The motion was passed unanimously. This is an issue that unites the NEC, and it is something we are passionate about. 

And finally…

A big thank you to the 71 Labour groups who nominated me to the NEC. You can read more about why I am standing for the NEC, and what I have achieved during my time on the NEC on my blog.

by aliceperryuk at September 30, 2020 10:12 AM

September 14, 2020

Luke Akehurst's Blog

Labour NEC Elections - state of the race

According to the CLP nominations so far, I'm currently 10th in the race for the 9 CLP reps on the NEC, which is an exciting place to be!

The deadline for CLPs to nominate NEC candidates is fast approaching on the 27th September.

There are over 200 CLPs with nomination meetings scheduled in the next two weeks.

How is the battle for nominations going so far?

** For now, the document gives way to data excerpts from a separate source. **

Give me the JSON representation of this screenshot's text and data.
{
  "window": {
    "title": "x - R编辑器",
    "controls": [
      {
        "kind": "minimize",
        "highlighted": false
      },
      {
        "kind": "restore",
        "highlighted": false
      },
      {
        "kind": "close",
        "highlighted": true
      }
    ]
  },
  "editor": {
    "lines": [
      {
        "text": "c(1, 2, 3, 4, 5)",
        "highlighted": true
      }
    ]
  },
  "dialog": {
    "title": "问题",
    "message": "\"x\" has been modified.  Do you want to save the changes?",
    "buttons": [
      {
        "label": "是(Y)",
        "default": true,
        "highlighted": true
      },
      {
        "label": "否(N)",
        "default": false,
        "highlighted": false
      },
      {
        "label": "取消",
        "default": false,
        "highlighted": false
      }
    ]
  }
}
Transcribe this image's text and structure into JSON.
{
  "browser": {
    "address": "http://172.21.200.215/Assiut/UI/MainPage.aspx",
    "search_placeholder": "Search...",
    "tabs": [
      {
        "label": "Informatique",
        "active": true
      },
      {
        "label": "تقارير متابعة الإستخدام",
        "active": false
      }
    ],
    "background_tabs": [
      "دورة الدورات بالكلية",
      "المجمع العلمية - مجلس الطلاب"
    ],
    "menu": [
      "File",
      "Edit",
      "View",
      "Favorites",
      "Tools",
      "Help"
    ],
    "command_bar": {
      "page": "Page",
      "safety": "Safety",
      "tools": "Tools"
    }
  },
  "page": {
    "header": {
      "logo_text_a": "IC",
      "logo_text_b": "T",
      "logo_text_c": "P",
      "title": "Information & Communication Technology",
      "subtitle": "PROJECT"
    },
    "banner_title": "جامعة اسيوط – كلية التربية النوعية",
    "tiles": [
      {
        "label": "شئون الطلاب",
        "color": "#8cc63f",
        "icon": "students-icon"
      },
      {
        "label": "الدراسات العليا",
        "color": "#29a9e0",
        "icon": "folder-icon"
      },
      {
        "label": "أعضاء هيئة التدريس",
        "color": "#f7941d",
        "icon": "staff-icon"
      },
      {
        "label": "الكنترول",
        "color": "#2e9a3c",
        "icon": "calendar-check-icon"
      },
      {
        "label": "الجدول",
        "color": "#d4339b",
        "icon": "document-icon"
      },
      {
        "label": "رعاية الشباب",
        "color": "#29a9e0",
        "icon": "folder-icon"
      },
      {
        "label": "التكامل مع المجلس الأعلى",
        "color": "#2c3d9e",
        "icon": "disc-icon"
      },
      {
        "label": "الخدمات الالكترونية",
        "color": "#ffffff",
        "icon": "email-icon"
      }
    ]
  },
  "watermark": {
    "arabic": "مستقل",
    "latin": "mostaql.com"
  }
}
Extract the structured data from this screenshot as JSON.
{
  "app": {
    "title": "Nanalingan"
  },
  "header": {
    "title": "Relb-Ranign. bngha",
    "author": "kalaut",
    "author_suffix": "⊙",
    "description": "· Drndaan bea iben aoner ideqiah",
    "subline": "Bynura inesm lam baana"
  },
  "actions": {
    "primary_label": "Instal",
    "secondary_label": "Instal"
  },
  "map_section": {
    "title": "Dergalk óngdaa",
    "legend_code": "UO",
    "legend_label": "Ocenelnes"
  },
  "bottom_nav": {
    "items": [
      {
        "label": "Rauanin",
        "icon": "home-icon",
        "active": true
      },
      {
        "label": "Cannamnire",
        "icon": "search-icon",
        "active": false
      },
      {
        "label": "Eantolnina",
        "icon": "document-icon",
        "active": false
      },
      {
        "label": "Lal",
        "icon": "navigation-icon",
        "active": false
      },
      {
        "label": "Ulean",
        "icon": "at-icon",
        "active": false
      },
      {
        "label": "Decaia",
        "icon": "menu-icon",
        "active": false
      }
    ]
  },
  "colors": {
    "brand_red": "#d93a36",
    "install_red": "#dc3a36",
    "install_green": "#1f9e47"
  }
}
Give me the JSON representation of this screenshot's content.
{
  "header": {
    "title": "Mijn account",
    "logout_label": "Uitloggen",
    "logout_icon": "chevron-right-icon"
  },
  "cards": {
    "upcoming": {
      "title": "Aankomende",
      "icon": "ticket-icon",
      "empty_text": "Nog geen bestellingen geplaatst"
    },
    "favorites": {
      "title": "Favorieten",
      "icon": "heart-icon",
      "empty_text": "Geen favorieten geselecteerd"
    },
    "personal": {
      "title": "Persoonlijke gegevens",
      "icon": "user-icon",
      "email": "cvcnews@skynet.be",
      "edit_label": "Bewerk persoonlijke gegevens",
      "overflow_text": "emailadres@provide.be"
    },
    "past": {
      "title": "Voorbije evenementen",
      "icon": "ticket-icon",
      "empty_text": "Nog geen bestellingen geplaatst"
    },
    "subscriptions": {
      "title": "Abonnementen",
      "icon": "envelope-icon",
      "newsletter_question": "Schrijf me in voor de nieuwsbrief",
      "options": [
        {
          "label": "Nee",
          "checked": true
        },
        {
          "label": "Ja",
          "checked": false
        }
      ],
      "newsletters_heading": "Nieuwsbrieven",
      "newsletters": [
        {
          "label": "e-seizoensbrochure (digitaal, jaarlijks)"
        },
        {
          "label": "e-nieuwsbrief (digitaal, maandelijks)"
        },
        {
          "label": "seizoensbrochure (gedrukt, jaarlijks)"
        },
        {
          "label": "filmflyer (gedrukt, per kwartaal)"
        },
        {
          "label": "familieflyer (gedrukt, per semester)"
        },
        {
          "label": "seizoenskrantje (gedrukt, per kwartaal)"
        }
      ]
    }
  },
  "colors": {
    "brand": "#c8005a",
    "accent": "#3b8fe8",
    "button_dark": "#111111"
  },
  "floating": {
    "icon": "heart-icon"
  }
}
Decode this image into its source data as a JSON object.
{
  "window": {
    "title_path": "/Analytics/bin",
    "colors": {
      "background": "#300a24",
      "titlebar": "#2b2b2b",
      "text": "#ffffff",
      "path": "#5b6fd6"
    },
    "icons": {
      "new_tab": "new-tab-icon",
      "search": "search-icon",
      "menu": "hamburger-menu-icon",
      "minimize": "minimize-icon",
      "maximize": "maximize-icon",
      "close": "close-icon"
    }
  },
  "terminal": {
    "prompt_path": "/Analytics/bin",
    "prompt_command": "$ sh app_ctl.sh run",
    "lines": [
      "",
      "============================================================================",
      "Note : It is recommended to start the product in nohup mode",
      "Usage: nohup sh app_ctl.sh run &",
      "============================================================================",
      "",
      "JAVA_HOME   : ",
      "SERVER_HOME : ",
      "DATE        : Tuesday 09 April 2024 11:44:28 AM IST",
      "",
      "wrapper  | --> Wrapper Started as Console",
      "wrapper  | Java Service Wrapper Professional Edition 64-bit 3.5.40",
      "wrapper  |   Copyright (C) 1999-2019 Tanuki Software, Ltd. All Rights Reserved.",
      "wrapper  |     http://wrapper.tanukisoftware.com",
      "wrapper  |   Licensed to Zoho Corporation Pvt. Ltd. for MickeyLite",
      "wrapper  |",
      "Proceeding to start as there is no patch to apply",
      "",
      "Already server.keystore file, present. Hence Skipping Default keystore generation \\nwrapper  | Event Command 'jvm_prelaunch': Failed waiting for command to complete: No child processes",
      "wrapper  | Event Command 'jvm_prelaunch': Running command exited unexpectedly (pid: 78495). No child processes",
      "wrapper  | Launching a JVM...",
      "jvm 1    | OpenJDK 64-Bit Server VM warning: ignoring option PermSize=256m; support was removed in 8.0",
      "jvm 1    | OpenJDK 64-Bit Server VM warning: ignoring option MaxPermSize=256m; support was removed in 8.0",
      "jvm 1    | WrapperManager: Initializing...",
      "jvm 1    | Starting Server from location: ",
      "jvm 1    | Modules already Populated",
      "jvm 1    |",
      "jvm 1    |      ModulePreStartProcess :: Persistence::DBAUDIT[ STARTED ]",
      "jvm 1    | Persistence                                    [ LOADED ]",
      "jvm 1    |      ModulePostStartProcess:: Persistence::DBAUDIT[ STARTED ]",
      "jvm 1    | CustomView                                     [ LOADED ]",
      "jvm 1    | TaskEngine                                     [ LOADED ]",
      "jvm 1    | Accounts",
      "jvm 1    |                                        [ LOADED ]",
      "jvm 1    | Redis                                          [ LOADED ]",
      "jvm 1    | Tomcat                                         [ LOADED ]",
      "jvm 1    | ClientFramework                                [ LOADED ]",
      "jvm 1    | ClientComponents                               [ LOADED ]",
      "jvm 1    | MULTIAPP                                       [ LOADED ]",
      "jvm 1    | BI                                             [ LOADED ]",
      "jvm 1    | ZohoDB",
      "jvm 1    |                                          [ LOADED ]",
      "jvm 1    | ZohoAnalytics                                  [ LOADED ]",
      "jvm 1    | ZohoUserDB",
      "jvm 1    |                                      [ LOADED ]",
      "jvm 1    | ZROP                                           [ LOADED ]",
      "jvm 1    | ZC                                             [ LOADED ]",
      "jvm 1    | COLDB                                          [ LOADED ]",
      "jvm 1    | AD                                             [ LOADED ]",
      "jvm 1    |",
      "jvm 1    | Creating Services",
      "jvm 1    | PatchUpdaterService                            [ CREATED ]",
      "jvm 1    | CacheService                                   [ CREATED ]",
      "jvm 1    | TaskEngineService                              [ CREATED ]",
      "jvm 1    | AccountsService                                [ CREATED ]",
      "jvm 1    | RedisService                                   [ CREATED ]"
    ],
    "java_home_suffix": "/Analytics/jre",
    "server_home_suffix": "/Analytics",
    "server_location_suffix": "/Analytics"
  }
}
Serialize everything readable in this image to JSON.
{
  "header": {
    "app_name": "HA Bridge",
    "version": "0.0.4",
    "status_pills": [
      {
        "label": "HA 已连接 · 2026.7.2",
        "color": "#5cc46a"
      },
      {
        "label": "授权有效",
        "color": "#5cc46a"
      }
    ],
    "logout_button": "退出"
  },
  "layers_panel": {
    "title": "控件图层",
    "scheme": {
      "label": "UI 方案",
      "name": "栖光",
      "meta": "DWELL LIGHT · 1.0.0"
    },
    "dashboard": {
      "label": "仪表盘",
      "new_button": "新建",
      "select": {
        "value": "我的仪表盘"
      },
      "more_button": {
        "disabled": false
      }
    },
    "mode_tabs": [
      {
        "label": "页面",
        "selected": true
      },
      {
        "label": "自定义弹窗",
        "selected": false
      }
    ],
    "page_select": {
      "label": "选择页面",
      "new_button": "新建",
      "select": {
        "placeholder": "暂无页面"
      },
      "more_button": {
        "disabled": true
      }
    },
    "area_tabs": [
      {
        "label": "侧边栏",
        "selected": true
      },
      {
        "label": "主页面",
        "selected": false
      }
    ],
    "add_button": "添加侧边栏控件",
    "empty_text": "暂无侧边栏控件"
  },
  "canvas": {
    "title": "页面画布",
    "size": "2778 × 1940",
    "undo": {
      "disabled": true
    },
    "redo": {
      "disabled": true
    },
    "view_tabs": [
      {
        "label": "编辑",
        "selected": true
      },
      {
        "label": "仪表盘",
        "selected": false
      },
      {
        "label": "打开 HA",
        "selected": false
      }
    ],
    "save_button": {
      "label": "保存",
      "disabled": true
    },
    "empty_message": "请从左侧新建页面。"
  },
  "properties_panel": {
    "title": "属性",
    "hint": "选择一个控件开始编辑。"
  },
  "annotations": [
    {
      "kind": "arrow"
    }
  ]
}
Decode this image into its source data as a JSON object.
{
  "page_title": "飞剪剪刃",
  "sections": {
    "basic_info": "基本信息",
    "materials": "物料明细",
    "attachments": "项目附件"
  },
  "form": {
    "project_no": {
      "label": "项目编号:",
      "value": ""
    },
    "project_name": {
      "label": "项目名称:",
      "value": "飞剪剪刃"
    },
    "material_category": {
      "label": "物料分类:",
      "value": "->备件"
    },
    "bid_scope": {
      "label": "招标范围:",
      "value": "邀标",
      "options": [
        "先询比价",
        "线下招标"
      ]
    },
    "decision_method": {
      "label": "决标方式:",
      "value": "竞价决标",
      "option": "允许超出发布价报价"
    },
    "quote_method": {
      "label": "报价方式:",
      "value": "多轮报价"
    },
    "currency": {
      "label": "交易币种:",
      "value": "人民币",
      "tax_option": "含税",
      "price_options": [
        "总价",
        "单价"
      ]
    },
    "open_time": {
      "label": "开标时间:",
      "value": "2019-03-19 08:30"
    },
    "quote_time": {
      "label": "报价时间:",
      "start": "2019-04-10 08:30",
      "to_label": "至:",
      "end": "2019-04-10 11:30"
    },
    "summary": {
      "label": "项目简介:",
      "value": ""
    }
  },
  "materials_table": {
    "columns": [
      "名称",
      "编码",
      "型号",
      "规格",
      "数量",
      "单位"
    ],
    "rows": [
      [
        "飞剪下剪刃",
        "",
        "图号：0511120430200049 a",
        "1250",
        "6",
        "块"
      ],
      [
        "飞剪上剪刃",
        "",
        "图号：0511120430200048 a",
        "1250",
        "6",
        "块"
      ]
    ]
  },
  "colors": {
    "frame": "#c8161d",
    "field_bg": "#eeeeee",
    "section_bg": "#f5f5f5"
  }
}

The headline figures are that Momentum are ahead, but not by an insurmountable margin given there are hundreds of CLPs still to nominate. Labour to Win candidates already have more nominations than in 2018, with two weeks to go, and Momentum have lost many of the CLPs they won then. Here are the numbers from Friday, when 120 CLPs in total had nominated:

Laura Pidcock                      Momentum                    83 CLPs
Ann Black                            Open Labour                  81
Yasmine Dar                         Momentum                   68
Gemma Bolton                     Momentum                    67
Mish Rahman                       Momentum                     65
Johanna Baxter                  Labour to Win                     61
Nadia Jama                           Momentum                            60
Gurinder Singh Josan      Labour to Win                     59
Ann Henderson                    Momentum                            56
Luke Akehurst                    Labour to Win                     45
Theresa Griffin                    Tribune                                 38
Jermain Jackman                 Open Labour                        36
Michael Payne                    Labour to Win                     35
Terry Paul                            Labour to Win                     31
Shama Tatler                       Labour to Win                     30
Paula Sherriff                      Tribune                                 25
Crispin Flintoff                      Independent                         16
Roger Silverman                  Labour Left Alliance            14
Vince Maple                          Independent                         12
Liz McInnes                          Tribune                                  11
Cameron Mitchell                 Independent                         11
Alex Beverley                       Independent                         11

Another 12 candidates also have the required 5 nominations to get on the ballot.

Things to bear in mind:

·         The final ballot is by Single Transferable Vote so it will award seats roughly proportionately between the factions – the days of one grouping taking all nine seats are gone.
·         Any increase in our representation from the 2 of 9 seats we already hold strengthens the mainstream majority on the NEC as a whole.
·         Over 100,000 new members who joined the party to vote for Keir, Lisa or Jess didn’t get a vote in the February NEC by-elections that saw Gurinder and Johanna narrowly win. They can now vote. And the Hard Left keep complaining that many of their supporters have quit the party …
·         With every week of nominations, our position has got stronger compared to Momentum’s.
·         Over 80% of the CLPs nominating Labour to Win candidates are gains we didn't win in 2018.
·         We are doing best in CLPs with All Member Meetings where the new members can vote, and Momentum are mainly holding on where there is a delegate GC system – AGM cancellations due to the General Election and COVID mean some GC delegates were elected at the height of Corbynism in 2018.
·         We are doing best in the CLPs with the largest membership that will have the most voting members in the final ballot while many of Momentum’s nominations come from small CLPs.